- #CHANGE GRUB THEME DEBIAN 9 HOW TO#
- #CHANGE GRUB THEME DEBIAN 9 UPDATE#
- #CHANGE GRUB THEME DEBIAN 9 PC#
I never used it, so I'm not an expert, but this is a userspace implementation of an splash theme. any suggestions where to find info about it? I'll still look for info on my own, like what initrams is.). (using qemu? then the -append switch might be of help) (yes I'm using qemu for the emulation, I'm reading what you wrote but I need to learn a more on the terminology before I manage to understand it. So, what is it you have to do? only append the info to the kernel commandline? then you might wanna edit the cmdline.txt in the /boot partition, those are the parameters that the gpu passes to the kernel (if you use a real pi)Īs you wrote you are using an emulatior you have to figure out how you emulator passes parameters to your kernel. Never used debian myself, but in gentoo using splashutils (will a version of gentoo work on the pi?) it's a matter of providing a initramfs with the appropriate splash-files in it, append the theme and so on the the kernel commandline (and of course have the appropriate kernel-options enabled ) looks like a quiet line to me::: open your menu.lst (/boot/grub/menu.lst) and in the line with kernel value add these words at the end of that line "vga=791 splash quiet")
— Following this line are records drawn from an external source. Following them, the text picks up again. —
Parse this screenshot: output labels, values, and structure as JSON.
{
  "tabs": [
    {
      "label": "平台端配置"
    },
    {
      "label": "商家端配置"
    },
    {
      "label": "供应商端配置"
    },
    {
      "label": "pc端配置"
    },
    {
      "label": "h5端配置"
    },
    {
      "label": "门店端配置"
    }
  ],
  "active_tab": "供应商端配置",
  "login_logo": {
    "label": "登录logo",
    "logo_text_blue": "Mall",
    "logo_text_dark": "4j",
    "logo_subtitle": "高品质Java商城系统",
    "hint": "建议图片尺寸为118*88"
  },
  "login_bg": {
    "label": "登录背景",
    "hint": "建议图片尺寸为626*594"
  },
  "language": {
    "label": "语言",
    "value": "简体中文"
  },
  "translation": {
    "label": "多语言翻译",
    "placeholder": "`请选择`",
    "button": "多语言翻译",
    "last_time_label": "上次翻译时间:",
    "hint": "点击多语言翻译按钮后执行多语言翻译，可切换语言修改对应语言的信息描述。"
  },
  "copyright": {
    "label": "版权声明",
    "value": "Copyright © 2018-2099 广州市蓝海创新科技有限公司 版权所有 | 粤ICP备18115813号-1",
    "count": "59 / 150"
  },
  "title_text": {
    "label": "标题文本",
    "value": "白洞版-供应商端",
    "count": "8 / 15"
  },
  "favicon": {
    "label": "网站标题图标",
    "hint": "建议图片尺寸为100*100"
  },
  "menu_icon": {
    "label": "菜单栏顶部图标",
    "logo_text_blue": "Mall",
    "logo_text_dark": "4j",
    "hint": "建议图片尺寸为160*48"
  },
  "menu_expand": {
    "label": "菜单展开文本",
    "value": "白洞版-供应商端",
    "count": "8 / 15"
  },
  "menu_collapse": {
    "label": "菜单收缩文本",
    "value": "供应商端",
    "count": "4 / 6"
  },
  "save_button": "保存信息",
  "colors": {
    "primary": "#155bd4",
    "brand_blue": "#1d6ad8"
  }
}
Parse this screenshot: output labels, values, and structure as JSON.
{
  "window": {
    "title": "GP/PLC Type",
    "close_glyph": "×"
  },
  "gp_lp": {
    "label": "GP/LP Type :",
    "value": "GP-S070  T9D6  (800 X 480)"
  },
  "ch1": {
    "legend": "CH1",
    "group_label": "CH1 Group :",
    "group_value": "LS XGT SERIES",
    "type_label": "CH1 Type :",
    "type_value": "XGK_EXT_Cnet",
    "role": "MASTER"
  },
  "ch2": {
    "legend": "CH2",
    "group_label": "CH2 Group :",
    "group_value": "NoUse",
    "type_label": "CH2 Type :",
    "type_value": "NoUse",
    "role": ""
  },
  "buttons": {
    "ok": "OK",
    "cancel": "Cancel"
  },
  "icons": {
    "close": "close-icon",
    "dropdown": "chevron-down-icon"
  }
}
#CHANGE GRUB THEME DEBIAN 9 HOW TO#
but that doesn't matter reallyĪnyways, what are you supposed to do in the menu.lst file? (this is part of the instructions on how to use splashy. as shirro says it really is not available. MarshallBanana wrote:i think grub is not available on arm, but i'm not sure. You could probably get a few rotations of a 3d raspberry happening with no appreciable cpu usage while the Pi is loading services and getting an IP address if you like that sort of thing. Loading an image into the framebuffer on tty1 is pretty straightforward if you still want a splash (this is like chinese to me any suggestions on where I can learn about this TTY1/framebuffer?).Īn alternative is to have init start an opengl es animation early in the boot and then kill it near the end and overlay it opaquely with dispmanx (while this sounds cool it looks a bit more complex, maybe after I have gone through the other steps I'll try to do this, again any reading material?). You can hide your distros output fairly easily (should just be able to send it to another virtual console) (that means that I would have to create a virtual console with the real raspberryPi? or a you just talking about the emulation?) rather than go to a splash and try and get it into X or some gles program as fast as you can which is probably a better outcome ( if I get this correctly, one option is to leave it blank, like you explained earlier, then get into X ASAP so I can have more display options?)so a better outcome would be to. On a real Pi add a quiet line to the kernel (where can I find information about this? will I need to compile the kernel?) and it is a blank screen until init except for your raspberry logo (which you can customise when building a kernel).